Crystallography of a synthetic cADPR analogue bound to CD38 reveals more about the CD38 mechanism of ligand hydrolysis.

Joanna Watt

MChem, PhD, MRSC

Visiting Research Associate

  • Based at the University of Bath

My research uses synthetic chemistry to design molecules that will help us study calcium signalling in human cells.

Cell signalling forms part of vital processes, including cell division, fertilization and cell death. It is often dysfunctional in diseases like cancer, diabetes and inflammation. I hope that improving our understanding of these processes will also lead to new treatments for human disease.

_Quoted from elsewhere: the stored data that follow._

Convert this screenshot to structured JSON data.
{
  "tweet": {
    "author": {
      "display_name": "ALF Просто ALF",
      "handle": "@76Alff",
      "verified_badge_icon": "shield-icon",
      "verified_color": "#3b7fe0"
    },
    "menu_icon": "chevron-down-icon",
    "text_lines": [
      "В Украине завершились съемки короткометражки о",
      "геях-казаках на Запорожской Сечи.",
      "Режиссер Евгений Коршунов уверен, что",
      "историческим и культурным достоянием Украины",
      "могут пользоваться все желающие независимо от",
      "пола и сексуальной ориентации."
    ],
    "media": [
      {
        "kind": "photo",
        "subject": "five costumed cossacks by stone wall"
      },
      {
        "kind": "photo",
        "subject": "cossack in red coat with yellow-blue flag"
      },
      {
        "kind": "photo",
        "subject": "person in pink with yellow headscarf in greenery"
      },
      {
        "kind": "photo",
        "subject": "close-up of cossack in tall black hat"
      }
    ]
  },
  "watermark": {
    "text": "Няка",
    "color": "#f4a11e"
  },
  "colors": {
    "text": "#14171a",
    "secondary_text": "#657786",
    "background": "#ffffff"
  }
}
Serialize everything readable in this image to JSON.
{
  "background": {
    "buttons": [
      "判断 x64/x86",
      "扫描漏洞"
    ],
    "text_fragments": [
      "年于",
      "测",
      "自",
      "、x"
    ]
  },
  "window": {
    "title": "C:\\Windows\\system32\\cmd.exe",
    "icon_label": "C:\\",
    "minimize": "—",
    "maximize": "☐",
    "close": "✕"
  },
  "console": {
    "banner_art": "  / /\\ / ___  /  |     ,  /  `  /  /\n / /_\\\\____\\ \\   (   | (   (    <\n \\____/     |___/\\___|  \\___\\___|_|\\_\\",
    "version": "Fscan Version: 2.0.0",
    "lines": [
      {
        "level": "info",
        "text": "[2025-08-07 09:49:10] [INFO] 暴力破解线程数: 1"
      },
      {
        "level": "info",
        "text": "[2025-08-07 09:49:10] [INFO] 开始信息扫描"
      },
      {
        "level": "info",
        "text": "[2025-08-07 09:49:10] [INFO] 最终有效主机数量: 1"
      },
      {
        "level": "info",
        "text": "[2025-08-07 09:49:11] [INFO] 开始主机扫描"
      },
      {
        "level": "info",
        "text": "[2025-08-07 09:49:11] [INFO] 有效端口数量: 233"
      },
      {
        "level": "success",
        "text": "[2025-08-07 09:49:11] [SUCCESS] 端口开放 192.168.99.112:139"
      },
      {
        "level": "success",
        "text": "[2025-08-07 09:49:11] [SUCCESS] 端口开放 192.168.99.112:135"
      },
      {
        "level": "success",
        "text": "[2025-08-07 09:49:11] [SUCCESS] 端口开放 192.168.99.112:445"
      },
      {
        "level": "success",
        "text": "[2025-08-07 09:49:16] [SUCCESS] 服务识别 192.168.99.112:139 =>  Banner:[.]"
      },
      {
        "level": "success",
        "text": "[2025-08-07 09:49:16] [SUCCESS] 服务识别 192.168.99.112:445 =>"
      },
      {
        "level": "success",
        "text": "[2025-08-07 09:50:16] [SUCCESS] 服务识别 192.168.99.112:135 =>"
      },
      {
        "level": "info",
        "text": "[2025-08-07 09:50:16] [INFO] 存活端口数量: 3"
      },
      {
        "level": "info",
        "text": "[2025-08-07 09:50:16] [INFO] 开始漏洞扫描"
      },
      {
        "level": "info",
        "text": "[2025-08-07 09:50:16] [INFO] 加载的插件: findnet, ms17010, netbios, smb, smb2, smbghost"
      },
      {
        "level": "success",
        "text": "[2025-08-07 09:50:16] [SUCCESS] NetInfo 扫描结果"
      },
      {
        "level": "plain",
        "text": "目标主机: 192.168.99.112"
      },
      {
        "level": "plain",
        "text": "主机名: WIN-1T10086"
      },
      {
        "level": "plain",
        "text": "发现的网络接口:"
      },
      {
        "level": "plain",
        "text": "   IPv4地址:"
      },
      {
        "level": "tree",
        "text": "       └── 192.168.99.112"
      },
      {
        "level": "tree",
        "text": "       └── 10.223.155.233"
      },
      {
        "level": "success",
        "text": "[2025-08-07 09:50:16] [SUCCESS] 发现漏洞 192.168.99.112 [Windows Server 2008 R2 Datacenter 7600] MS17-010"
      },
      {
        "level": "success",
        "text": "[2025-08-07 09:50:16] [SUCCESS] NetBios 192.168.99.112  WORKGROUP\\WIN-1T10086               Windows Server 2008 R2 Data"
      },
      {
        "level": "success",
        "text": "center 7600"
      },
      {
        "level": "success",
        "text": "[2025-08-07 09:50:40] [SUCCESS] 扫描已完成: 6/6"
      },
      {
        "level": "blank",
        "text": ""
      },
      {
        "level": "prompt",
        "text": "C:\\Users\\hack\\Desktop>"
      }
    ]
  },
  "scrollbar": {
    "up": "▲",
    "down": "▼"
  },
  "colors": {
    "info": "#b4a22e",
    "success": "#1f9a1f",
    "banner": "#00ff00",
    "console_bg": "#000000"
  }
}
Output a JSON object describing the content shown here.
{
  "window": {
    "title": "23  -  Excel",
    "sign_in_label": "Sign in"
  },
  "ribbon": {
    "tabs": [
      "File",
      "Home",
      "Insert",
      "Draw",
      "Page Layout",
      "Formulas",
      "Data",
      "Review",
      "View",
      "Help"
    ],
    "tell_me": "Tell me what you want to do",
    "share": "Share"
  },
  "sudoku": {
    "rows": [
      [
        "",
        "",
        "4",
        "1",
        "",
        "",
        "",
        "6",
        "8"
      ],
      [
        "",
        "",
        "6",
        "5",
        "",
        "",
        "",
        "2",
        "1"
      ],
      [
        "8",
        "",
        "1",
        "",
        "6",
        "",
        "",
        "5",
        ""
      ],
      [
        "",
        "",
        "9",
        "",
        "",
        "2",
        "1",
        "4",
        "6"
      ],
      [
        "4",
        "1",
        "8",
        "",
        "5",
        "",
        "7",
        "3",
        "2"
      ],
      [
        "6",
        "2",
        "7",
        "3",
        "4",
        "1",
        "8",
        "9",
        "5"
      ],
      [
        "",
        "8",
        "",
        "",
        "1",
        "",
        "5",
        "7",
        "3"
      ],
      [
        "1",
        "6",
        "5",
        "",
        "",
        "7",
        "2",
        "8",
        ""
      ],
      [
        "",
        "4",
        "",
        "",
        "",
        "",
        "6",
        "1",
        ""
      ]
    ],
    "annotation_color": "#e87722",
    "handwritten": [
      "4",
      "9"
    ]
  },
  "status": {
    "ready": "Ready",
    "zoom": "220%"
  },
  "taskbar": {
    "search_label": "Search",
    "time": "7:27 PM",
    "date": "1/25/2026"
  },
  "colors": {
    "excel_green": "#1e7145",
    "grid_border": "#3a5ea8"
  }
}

I’m currently working on analogues of NAADP (Nicotinic Acid Adenine Dinucleotide Phosphate) – the most potent calcium releasing second messenger known to date. A combination of multiple negatively charged phosphate groups and the nicotinic acid make it both difficult to synthesize and challenging to study in biological systems. 

I’m also continuing projects on the other nucleotide second messengers, ADPR (Adenosine DiPhosphate Ribose) and cADPR (cyclic-ADPR) to study their role in calcium release and their formation by CD38.

Journal Covers

The first total synthesis of cIDPR depicted on the front cover of The Journal of Organic Chemistry - this stable, synthetic second messenger analogue releases calcium from intracellular stores.